Mais um texto comprido e sem pretensões.
É assim: escrevo desde os 12 de forma comprometida e vital. Ou seja, tenho material guardado de muito tempo e tenho muito a contar, muito a dizer. Há palavras que imploram para sair, pulam na barra da minha saia, por favor, por favoooor!
Como a intenção desse blog é organizar algo desse mar de palavras e história, aqui vai mais um pedaço dela.
1999
Decidi passar mais um ano letivo nos EUA aos treze anos, mais para fugir da minha realidade difícil do que vontade mesmo de estar lá. Eu tinha me metido numa enrascada na escola e em casa que meus pais não faziam idéia. Aconteceu que eu encontrei alguém com a qual, pela primeira vez na vida, não precisava me calar e esconder meu sofrimento de todos aqueles anos de final de infância. Foi a professora de artes, a Ms. V, uma jovem mulher de trinta e poucos anos que criou um carinho por mim instantaneamente e se maravilhava com meus dotes artísticos. E, claro, eu achei aquilo o máximo. Admirava muito ela, seu jeito criativo, engraçado e sensível.

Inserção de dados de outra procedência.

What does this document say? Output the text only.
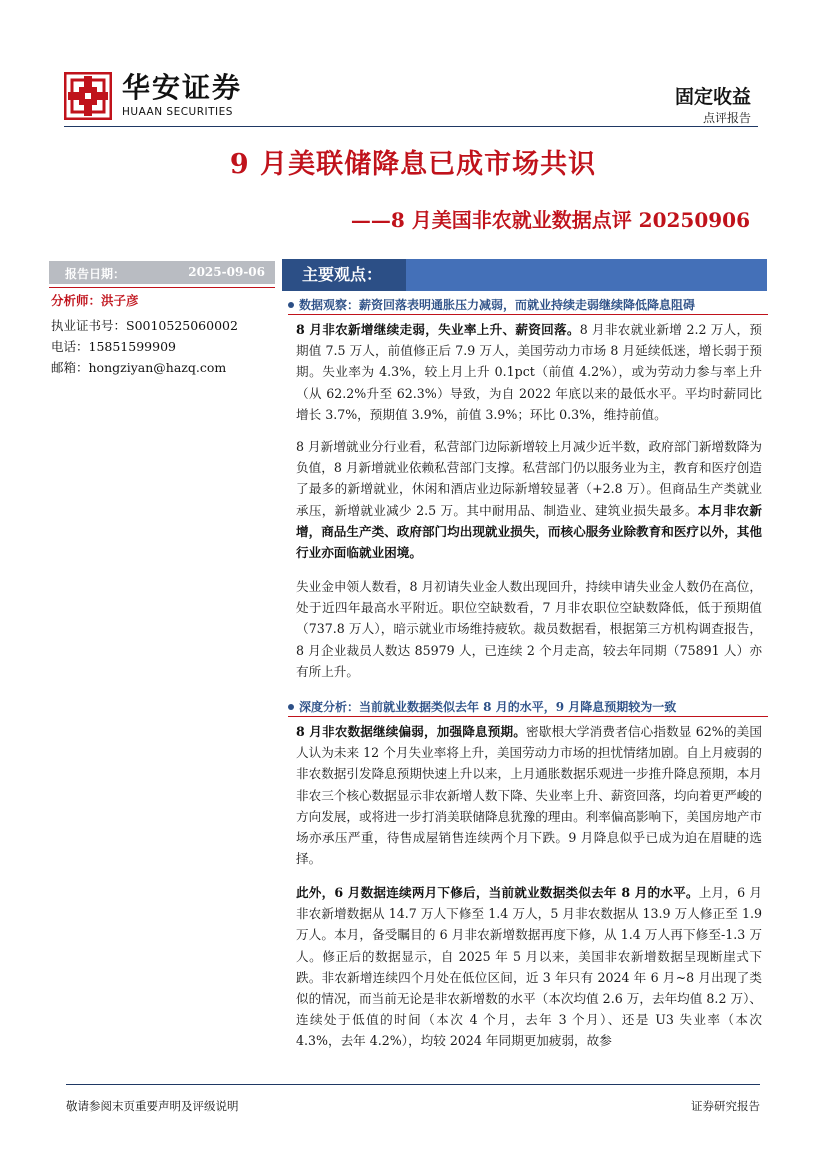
华安证券
HUAAN SECURITIES
固定收益
点评报告
9 月美联储降息已成市场共识
——8 月美国非农就业数据点评 20250906
报告日期：	2025-09-06
分析师：洪子彦
执业证书号：S0010525060002
电话：15851599909
邮箱：hongziyan@hazq.com
主要观点：
数据观察：薪资回落表明通胀压力减弱，而就业持续走弱继续降低降息阻碍
8 月非农新增继续走弱，失业率上升、薪资回落。8 月非农就业新增 2.2 万人，预期值 7.5 万人，前值修正后 7.9 万人，美国劳动力市场 8 月延续低迷，增长弱于预期。失业率为 4.3%，较上月上升 0.1pct（前值 4.2%），或为劳动力参与率上升（从 62.2%升至 62.3%）导致，为自 2022 年底以来的最低水平。平均时薪同比增长 3.7%，预期值 3.9%，前值 3.9%；环比 0.3%，维持前值。
8 月新增就业分行业看，私营部门边际新增较上月减少近半数，政府部门新增数降为负值，8 月新增就业依赖私营部门支撑。私营部门仍以服务业为主，教育和医疗创造了最多的新增就业，休闲和酒店业边际新增较显著（+2.8 万）。但商品生产类就业承压，新增就业减少 2.5 万。其中耐用品、制造业、建筑业损失最多。本月非农新增，商品生产类、政府部门均出现就业损失，而核心服务业除教育和医疗以外，其他行业亦面临就业困境。
失业金申领人数看，8 月初请失业金人数出现回升，持续申请失业金人数仍在高位，处于近四年最高水平附近。职位空缺数看，7 月非农职位空缺数降低，低于预期值（737.8 万人），暗示就业市场维持疲软。裁员数据看，根据第三方机构调查报告，8 月企业裁员人数达 85979 人，已连续 2 个月走高，较去年同期（75891 人）亦有所上升。
深度分析：当前就业数据类似去年 8 月的水平，9 月降息预期较为一致
8 月非农数据继续偏弱，加强降息预期。密歇根大学消费者信心指数显 62%的美国人认为未来 12 个月失业率将上升，美国劳动力市场的担忧情绪加剧。自上月疲弱的非农数据引发降息预期快速上升以来，上月通胀数据乐观进一步推升降息预期，本月非农三个核心数据显示非农新增人数下降、失业率上升、薪资回落，均向着更严峻的方向发展，或将进一步打消美联储降息犹豫的理由。利率偏高影响下，美国房地产市场亦承压严重，待售成屋销售连续两个月下跌。9 月降息似乎已成为迫在眉睫的选择。
此外，6 月数据连续两月下修后，当前就业数据类似去年 8 月的水平。上月，6 月非农新增数据从 14.7 万人下修至 1.4 万人，5 月非农数据从 13.9 万人修正至 1.9 万人。本月，备受瞩目的 6 月非农新增数据再度下修，从 1.4 万人再下修至-1.3 万人。修正后的数据显示，自 2025 年 5 月以来，美国非农新增数据呈现断崖式下跌。非农新增连续四个月处在低位区间，近 3 年只有 2024 年 6 月~8 月出现了类似的情况，而当前无论是非农新增数的水平（本次均值 2.6 万，去年均值 8.2 万）、连续处于低值的时间（本次 4 个月，去年 3 个月）、还是 U3 失业率（本次 4.3%，去年 4.2%），均较 2024 年同期更加疲弱，故参
敬请参阅末页重要声明及评级说明	证券研究报告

Aos poucos a admiração virou obsessão pura. A nossa relação professora-aluna foi sendo destorcida por insistência minha e passei a atormentá-la com minhas angústias. Eu era uma esponja seca de carência, qualquer pessoa que se aproximasse que, na minha fantasia, pudesse me entender, perceber meu desespero e me cuidar era automaticamente sugada para meu amor e idealização obsessiva.
Para garantir que ela ficasse por perto, fiz de tudo. Dava presentes, escrevia poemas, encantava, agradava. Logo depois levei a história para outro nível: falava que queria me matar, falava que ouvia vozes, escrevia cartas mórbidas e depressivas. Não era por maldade ou vontade de enganar, mas é que eu fui percebendo que aquilo chamava a sua atenção, uma atenção tão genuína. É claro que estava sofrendo, mas não era exatamente aquilo que eu escrevia ou falava. Eu sentia aquela angústia com uma intensidade assustadora e a única maneira que encontrei foi aquela para que fosse justificado pedir tanto. Não sabia dar nome aos bois, não sabia dizer que eu quebrava por dentro com a cobrança de ser madura e responsável o suficiente para tanta coisa, com o silêncio que pesava em cima de tudo. Aos meus olhos, sofrer por isso era bobagem. Só sabia que sofria, mas não sabia dizer por quê. A solução foi me expressar com “liberdades artísticas”.
Enfim, acabei assustando a pobre professora até ela chegar a ponto de me pedir que eu parasse de lhe escrever, alguns anos depois.
Nada disso foi contado à minha mãe ou ao meu pai. A única outra pessoa que ficou sabendo do meu caso doentio com a professora foi a psicóloga da escola, trazida para a história pela própria professora que pediu ajuda. Vergonhosamente ia ao seu consultório na escola nas sextas feiras. Fiquei furiosa com a Ms. V por ter me denunciado e ter me abandonado nas mãos daquela intrusa que queria que eu falasse com minha mãe. Aliás, a condição de continuar a vê-la seria contar para minha mãe. Recusei-me veementemente e nunca mais voltei.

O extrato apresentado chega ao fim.